Dutch public prosecutors investigate EU trust office tax evasion
The Dutch public prosecution department is investigating hundreds of transactions in which residents of other EU countries have used the Netherlands to avoid paying tax, the Financieele Dagblad says on Tuesday.
The Financieele Dagblad bases its claims on confidential legal documents and an interview with a main suspect – a Dutch national currently residing in Dubai.
The case, named Trust EU, centres on 26 suspects – 11 private individuals and 15 companies, the paper says. In total, the suspects have trust offices to process €123m through fake transactions, the paper states.
The main suspect is 54-year-old Dutch national Erwin de Ruiter who lives in Dubai and heads up the Amsterdam trust office where the alleged fake transactions were made.

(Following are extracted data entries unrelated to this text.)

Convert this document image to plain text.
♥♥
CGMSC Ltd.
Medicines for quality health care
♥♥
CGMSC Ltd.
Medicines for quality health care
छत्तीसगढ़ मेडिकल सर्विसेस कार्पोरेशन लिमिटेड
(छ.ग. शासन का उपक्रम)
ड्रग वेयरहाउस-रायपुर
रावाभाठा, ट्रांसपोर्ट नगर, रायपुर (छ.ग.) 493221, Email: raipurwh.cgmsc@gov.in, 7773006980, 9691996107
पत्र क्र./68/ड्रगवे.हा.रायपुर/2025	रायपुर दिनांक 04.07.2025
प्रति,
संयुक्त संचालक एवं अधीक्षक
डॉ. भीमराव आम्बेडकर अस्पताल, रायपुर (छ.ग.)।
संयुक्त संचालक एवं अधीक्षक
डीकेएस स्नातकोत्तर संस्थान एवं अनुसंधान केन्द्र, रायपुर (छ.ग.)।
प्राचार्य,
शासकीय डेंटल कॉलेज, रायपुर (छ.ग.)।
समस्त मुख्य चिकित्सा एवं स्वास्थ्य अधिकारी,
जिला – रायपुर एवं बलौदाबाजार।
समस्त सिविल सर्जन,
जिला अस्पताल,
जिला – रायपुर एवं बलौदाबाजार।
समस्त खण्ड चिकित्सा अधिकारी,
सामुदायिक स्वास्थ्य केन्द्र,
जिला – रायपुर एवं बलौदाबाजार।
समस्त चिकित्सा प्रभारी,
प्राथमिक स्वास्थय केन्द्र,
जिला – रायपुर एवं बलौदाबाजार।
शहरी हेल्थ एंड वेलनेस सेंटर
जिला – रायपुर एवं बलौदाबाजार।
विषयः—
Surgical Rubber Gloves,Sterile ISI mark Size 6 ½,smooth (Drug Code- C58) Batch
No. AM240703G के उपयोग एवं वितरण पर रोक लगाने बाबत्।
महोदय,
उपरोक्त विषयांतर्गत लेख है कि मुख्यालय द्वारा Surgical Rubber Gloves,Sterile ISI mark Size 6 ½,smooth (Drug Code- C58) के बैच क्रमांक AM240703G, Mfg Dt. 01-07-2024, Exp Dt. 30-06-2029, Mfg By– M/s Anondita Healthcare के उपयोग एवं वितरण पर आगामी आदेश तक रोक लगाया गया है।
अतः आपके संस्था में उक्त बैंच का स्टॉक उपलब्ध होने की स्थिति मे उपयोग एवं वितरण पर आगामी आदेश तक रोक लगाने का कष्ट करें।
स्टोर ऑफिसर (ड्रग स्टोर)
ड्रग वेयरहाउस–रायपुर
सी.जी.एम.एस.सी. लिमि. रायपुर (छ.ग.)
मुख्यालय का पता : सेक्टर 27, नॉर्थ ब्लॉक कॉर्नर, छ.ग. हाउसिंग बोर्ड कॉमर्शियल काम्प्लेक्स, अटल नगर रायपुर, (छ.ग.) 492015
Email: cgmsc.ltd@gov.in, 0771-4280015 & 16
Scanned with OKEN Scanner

He denies all the charges and says he has nothing to do with the day-to-day running of the Amsterdam office – Caute Groep.

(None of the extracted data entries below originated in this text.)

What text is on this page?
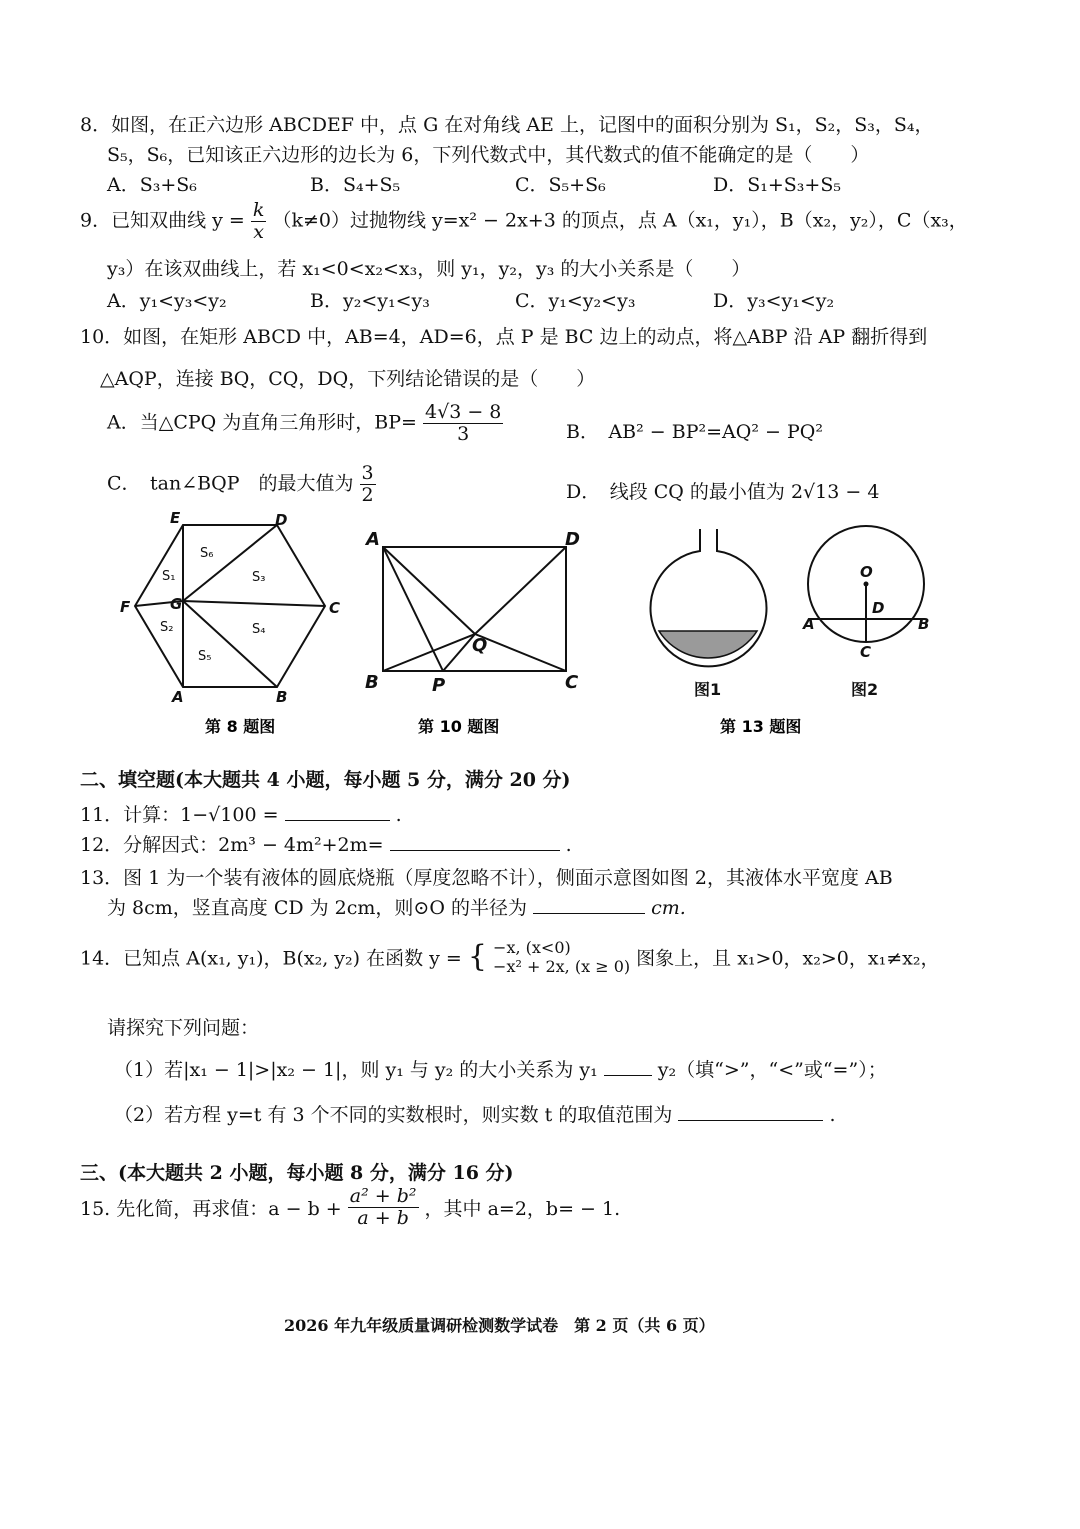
8．如图，在正六边形 ABCDEF 中，点 G 在对角线 AE 上，记图中的面积分别为 S₁，S₂，S₃，S₄，
S₅，S₆，已知该正六边形的边长为 6，下列代数式中，其代数式的值不能确定的是（　　）
A．S₃+S₆	B．S₄+S₅	C．S₅+S₆	D．S₁+S₃+S₅
9．已知双曲线 $y = \frac{k}{x} (k\ne 0)$过抛物线 y=x² − 2x+3 的顶点，点 A（x₁，y₁），B（x₂，y₂），C（x₃，
y₃）在该双曲线上，若 x₁<0<x₂<x₃，则 y₁，y₂，y₃ 的大小关系是（　　）
A．y₁<y₃<y₂	B．y₂<y₁<y₃	C．y₁<y₂<y₃	D．y₃<y₁<y₂
10．如图，在矩形 ABCD 中，AB=4，AD=6，点 P 是 BC 边上的动点，将△ABP 沿 AP 翻折得到
△AQP，连接 BQ，CQ，DQ，下列结论错误的是（　　）
A．当△CPQ 为直角三角形时，$BP= \frac{4√3 - 8}{3}$	B．　AB² − BP²=AQ² − PQ²
C．　tan∠BQP　的最大值为 $\frac{3}{2}$	D．　线段 CQ 的最小值为 2√13 − 4
E	D
F	G	C
A	B
S₆
S₁	S₃
S₂	S₄
S₅
第 8 题图
A	D
Q
B	P	C
第 10 题图
图1
O
D
A	B
C
图2
第 13 题图
二、填空题(本大题共 4 小题，每小题 5 分，满分 20 分)
11．计算：1−√100 =	.
12．分解因式：2m³ − 4m²+2m=	.
13．图 1 为一个装有液体的圆底烧瓶（厚度忽略不计），侧面示意图如图 2，其液体水平宽度 AB
为 8cm，竖直高度 CD 为 2cm，则⊙O 的半径为	cm.
14．已知点 A(x₁, y₁)，B(x₂, y₂) 在函数 y = { −x, (x<0)
−x² + 2x, (x ≥ 0) 图象上，且 x₁>0，x₂>0，x₁≠x₂，
请探究下列问题：
（1）若|x₁ − 1|>|x₂ − 1|，则 y₁ 与 y₂ 的大小关系为 y₁	y₂（填“>”，“<”或“=”）；
（2）若方程 y=t 有 3 个不同的实数根时，则实数 t 的取值范围为	.
三、(本大题共 2 小题，每小题 8 分，满分 16 分)
15. 先化简，再求值：$a - b + \frac{\text{a² + b²}}{a + b}$ ，其中 a=2，b= − 1.
2026 年九年级质量调研检测数学试卷　第 2 页（共 6 页）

De Ruiter told the paper it is notable that the public prosecution department is now investigating services which were recently offered by tax advisors and accountants as well as trust offices.
‘For decades, money from other EU countries has been moved through trust offices to tax havens,’ he said. ‘The Dutch tax authorities knew about it. The only rule was that Dutch nationals could not make use of it.’
France and Germany have for years been among the EU countries pressuring the Netherlands to block the loophole, but the Netherlands has said repeatedly this would conflict with tax treaties, the paper says.
In a statement, the finance ministry said since July 2012 only trust offices with a central bank licence have been able to offer this service.
The transactions under investigation focus on royalties, the FD says. Royalties earned abroad are not taxed in the Netherlands and individuals and companies make use of this by shifting their royalties through the Netherlands to avoid tax.